El señor Dougherty carraspeó.

– Sé que lo que voy a decir parece insensible y quiero que tengan la certeza de que haremos cuanto esté en nuestra mano para ayudar, pero me gustaría saber qué hacemos ahora. ¿Podemos ponernos en contacto con nuestra compañía de seguros? No tenemos dónde vivir.

A su lado, la señora Dougherty tragó saliva de forma compulsiva y preguntó:

– ¿Queda algo?

– No mucho -replicó Solliday-. Pónganse en contacto con la compañía de seguros y prepárense, ya que se llevará a cabo una investigación.

Le tocó al señor Dougherty tragar saliva.

– ¿Nos consideran sospechosos?

– Excluiremos esa posibilidad lo antes posible -replicó Mia con gran serenidad.

El señor Dougherty asintió e inquirió:

– ¿Cuándo podremos entrar y ver si salvamos algo?

– Las fotos de nuestra boda… -A la señora Dougherty se le quebró la voz y se le llenaron los ojos de lágrimas-. Lo siento mucho.

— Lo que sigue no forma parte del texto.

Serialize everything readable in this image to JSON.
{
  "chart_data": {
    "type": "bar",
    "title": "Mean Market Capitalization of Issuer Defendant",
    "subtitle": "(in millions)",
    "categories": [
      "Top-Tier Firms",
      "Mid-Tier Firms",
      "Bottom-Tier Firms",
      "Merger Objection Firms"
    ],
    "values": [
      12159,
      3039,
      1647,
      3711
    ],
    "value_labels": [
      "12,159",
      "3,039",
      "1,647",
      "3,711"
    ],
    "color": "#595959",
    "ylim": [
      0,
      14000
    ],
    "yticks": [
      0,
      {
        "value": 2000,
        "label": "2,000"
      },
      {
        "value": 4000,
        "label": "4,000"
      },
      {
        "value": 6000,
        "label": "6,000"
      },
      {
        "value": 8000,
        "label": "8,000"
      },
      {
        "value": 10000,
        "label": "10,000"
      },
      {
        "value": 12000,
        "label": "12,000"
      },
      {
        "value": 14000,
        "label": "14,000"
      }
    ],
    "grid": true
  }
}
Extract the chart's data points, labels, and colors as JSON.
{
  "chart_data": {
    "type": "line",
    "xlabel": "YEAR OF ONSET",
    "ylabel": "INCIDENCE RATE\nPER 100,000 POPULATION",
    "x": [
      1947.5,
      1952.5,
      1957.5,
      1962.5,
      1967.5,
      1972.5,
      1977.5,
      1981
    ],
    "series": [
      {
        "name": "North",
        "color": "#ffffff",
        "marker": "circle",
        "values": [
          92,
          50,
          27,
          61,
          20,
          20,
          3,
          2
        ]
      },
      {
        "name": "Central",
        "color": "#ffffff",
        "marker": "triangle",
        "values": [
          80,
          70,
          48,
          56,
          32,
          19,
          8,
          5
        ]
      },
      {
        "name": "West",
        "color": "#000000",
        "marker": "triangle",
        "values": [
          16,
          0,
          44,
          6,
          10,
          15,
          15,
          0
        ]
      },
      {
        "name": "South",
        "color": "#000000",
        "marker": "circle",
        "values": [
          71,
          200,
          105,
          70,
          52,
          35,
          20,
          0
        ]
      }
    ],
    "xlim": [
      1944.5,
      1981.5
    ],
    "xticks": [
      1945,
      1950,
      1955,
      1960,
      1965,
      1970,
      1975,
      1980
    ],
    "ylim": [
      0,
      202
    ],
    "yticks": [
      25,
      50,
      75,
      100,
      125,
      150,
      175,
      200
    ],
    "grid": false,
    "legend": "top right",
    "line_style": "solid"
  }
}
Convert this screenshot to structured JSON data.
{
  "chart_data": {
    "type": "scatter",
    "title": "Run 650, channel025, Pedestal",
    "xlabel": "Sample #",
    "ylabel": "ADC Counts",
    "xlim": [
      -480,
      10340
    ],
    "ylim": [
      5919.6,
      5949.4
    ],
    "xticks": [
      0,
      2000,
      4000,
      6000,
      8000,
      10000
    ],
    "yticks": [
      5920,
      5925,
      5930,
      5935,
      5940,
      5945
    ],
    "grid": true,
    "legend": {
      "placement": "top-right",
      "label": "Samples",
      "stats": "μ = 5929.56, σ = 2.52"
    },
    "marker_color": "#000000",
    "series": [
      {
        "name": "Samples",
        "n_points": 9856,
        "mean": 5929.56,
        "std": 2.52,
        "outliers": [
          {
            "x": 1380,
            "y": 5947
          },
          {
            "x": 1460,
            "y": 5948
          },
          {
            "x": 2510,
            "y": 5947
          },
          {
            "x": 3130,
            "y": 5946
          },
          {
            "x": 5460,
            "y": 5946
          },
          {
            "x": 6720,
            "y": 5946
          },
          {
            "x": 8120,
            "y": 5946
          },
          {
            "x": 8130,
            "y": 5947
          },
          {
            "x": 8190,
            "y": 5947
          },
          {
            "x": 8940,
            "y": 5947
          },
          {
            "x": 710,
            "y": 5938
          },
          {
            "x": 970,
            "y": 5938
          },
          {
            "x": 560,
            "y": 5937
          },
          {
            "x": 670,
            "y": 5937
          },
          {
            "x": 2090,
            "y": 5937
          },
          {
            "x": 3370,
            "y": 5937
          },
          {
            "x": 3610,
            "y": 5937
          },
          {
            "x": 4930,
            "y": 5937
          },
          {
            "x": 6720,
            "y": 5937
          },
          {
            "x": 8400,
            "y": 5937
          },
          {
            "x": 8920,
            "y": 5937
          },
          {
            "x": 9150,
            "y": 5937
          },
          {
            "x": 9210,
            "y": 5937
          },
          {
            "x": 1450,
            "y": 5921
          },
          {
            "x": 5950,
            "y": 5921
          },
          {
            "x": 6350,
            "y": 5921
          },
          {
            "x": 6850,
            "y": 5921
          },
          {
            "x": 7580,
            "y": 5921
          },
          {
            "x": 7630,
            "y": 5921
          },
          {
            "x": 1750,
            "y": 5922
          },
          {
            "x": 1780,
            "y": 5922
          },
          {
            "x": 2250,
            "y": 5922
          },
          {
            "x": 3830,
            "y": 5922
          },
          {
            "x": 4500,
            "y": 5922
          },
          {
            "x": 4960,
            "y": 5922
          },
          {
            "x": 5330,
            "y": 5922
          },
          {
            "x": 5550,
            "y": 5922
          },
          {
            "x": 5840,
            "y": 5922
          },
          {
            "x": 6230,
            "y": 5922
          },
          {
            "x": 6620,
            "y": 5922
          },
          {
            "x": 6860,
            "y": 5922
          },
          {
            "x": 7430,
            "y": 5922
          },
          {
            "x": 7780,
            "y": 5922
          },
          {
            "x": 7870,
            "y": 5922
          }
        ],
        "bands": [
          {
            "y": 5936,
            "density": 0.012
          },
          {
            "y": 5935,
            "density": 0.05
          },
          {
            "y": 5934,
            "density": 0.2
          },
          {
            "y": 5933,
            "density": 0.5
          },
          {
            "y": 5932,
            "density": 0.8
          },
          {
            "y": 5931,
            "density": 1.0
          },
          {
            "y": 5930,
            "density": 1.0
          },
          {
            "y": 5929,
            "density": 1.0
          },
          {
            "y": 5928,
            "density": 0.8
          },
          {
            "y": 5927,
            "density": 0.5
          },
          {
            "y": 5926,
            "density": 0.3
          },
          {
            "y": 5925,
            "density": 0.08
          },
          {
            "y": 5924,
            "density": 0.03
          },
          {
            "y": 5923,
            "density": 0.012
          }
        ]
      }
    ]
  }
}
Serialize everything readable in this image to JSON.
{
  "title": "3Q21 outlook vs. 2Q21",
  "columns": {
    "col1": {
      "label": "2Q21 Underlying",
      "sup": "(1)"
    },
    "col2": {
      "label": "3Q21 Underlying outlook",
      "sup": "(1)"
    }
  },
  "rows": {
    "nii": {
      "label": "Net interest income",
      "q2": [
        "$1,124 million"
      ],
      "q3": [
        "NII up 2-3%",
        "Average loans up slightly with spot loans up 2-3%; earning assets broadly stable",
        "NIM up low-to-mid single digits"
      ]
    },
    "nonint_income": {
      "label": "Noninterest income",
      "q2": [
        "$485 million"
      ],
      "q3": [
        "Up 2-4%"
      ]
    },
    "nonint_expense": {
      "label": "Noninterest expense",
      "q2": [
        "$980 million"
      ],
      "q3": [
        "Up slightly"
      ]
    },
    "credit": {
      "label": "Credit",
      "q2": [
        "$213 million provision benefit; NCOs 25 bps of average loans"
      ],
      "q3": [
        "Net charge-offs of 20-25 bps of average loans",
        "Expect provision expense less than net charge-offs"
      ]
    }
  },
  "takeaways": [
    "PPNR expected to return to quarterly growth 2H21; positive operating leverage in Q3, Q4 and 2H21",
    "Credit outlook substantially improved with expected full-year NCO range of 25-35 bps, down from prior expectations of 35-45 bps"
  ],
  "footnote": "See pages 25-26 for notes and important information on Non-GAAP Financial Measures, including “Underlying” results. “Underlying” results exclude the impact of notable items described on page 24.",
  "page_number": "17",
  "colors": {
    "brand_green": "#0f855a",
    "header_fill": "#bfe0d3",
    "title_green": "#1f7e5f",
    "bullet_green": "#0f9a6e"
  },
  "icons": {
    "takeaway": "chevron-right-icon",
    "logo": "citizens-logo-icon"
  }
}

Ya sé que Caitlin… pero, Joe… Todo ha desaparecido.

Dougherty apoyó la mejilla en la coronilla de su esposa.

– Donna, lo superaremos. Lo haremos de la misma forma que superamos todo lo demás. -El señor Dougherty hizo frente a la mirada de Solliday-. Supongo que ustedes o la compañía de seguros investigarán nuestra situación económica.

– Es lo que suele hacerse -confirmó Solliday-. Señor, si tiene algo que decirnos, este es el mejor momento.

– Hace cinco años nos demandó un cliente que se cayó en nuestra ferretería. -Dougherty apretó los labios-. El jurado falló a favor del demandante. Lo perdimos todo.

– Hemos tardado cinco años en salir del pozo -intervino desalentada la señora Dougherty.

– Hace dos años mi padre se retiró y nos vendió su casa por un precio módico. -Contempló las ruinas con amargura-. Habíamos empezado de nuevo. Estas han sido nuestras primeras vacaciones en varios años. Y ahora ocurre una desgracia. El seguro de la casa era el mínimo, lo justo para firmar la póliza. No hay incentivos económicos que justifiquen que queríamos quemar nuestra casa.

– Señor Dougherty, ¿dónde trabaja? -quiso saber Solliday.